I want you to think about that phrase very carefully. “It’s business, not personal.” What does that mean, and how does it apply to our business?
It means that even though we may have friendships with clients (or prospective clients) … even though we want to maintain great relationships … even though we may offer great services or products … even though sometimes people don’t rise to our expectations … we must remember that at the end of the day, this is a BUSINESS.
It’s hard sometimes not to take things personally, but it’s vital if we want to be emotionally healthy and have a lasting business.
I can think of many times the last two years when I have personally liked a client, or a potential client, but have been disappointed in a result. For example, I remember a time when I sent a proposal to a potential client who had indicated she was very interested in working with me. I had even done some sample work to prove my value, and she raved about it to others.
However, when I sent the proposal she decided not to follow through. Of course, I was disappointed and wanted the work. But it had nothing to do with me personally. It was simply a business decision on their part.
It’s easy to take rejection personally. Sometimes people don’t answer our emails. Sometimes they don’t reciprocate or express appreciation when we promote their stuff on social media. Sometimes we make a proposal or pitch an idea and we don’t get the response we want.
In fact, I can think of a situation right now where a high-level author has agreed to consider writing a foreword for one of my client books, but I’ve had an extraordinarily hard time getting them to engage with me on social media or email. They have a very successful business they’re running, so I get it, but it still amounts to being rejected because answering my messages is not their priority right now, and that’s okay.

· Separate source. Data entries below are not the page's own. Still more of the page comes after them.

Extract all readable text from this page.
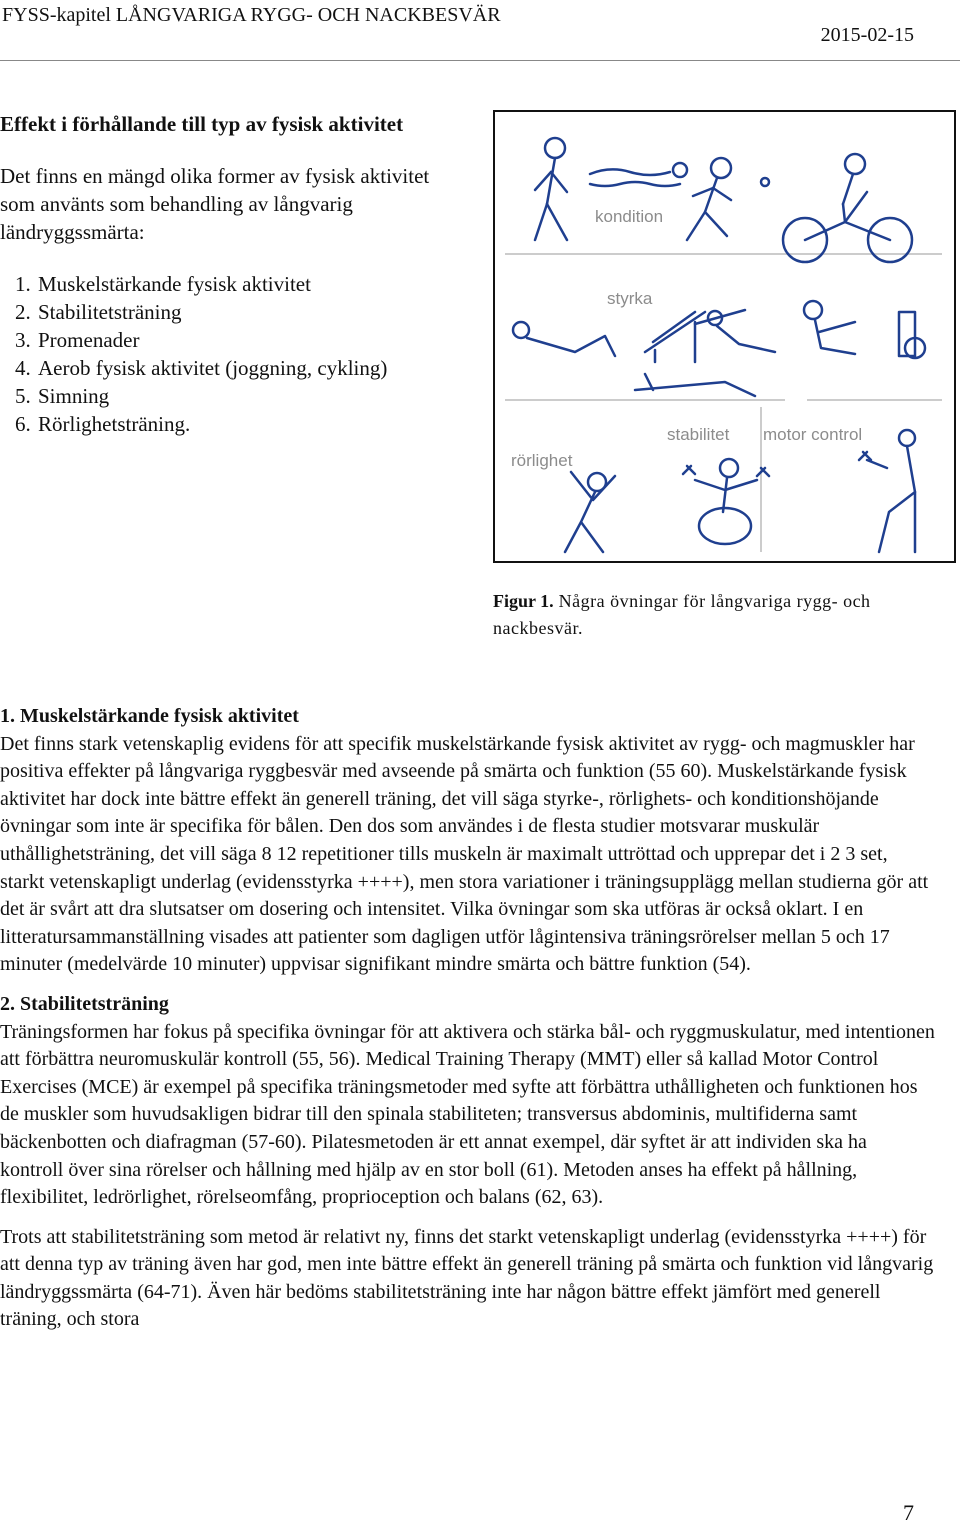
FYSS-kapitel LÅNGVARIGA RYGG- OCH NACKBESVÄR
2015-02-15
Effekt i förhållande till typ av fysisk aktivitet

Det finns en mängd olika former av fysisk aktivitet som använts som behandling av långvarig ländryggssmärta:

1. Muskelstärkande fysisk aktivitet
2. Stabilitetsträning
3. Promenader
4. Aerob fysisk aktivitet (joggning, cykling)
5. Simning
6. Rörlighetsträning.
kondition
styrka
stabilitet motor control
rörlighet
Figur 1. Några övningar för långvariga rygg- och nackbesvär.
1. Muskelstärkande fysisk aktivitet

Det finns stark vetenskaplig evidens för att specifik muskelstärkande fysisk aktivitet av rygg- och magmuskler har positiva effekter på långvariga ryggbesvär med avseende på smärta och funktion (55 60). Muskelstärkande fysisk aktivitet har dock inte bättre effekt än generell träning, det vill säga styrke-, rörlighets- och konditionshöjande övningar som inte är specifika för bålen. Den dos som användes i de flesta studier motsvarar muskulär uthållighetsträning, det vill säga 8 12 repetitioner tills muskeln är maximalt uttröttad och upprepar det i 2 3 set, starkt vetenskapligt underlag (evidensstyrka ++++), men stora variationer i träningsupplägg mellan studierna gör att det är svårt att dra slutsatser om dosering och intensitet. Vilka övningar som ska utföras är också oklart. I en litteratursammanställning visades att patienter som dagligen utför lågintensiva träningsrörelser mellan 5 och 17 minuter (medelvärde 10 minuter) uppvisar signifikant mindre smärta och bättre funktion (54).

2. Stabilitetsträning

Träningsformen har fokus på specifika övningar för att aktivera och stärka bål- och ryggmuskulatur, med intentionen att förbättra neuromuskulär kontroll (55, 56). Medical Training Therapy (MMT) eller så kallad Motor Control Exercises (MCE) är exempel på specifika träningsmetoder med syfte att förbättra uthålligheten och funktionen hos de muskler som huvudsakligen bidrar till den spinala stabiliteten; transversus abdominis, multifiderna samt bäckenbotten och diafragman (57-60). Pilatesmetoden är ett annat exempel, där syftet är att individen ska ha kontroll över sina rörelser och hållning med hjälp av en stor boll (61). Metoden anses ha effekt på hållning, flexibilitet, ledrörlighet, rörelseomfång, proprioception och balans (62, 63).

Trots att stabilitetsträning som metod är relativt ny, finns det starkt vetenskapligt underlag (evidensstyrka ++++) för att denna typ av träning även har god, men inte bättre effekt än generell träning på smärta och funktion vid långvarig ländryggssmärta (64-71). Även här bedöms stabilitetsträning inte har någon bättre effekt jämfört med generell träning, och stora

7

If you want to have a real business, you’re going to get rejected. That’s just part of the game of business. In fact, that’s how I’ve begun to think of this whole thing: as a game. I love games, and thinking of business as a sort of game takes the emotion out of it.
And it’s helpful to look at this from the other point of view, as well. How many times has someone proposed something to you, but you didn’t accept it? We seem to constantly have people in our neighborhood who are selling siding, lawn services, and other stuff. It’s rare that I say “yes” because most of the time, it’s not something we want or need. It’s not personal—it’s just a business decision.
This is a challenge to you and me to not take things personally when things don’t go our way. Remember that every reaction gets you closer to the next “yes.”
So remember: It’s business. It’s not personal.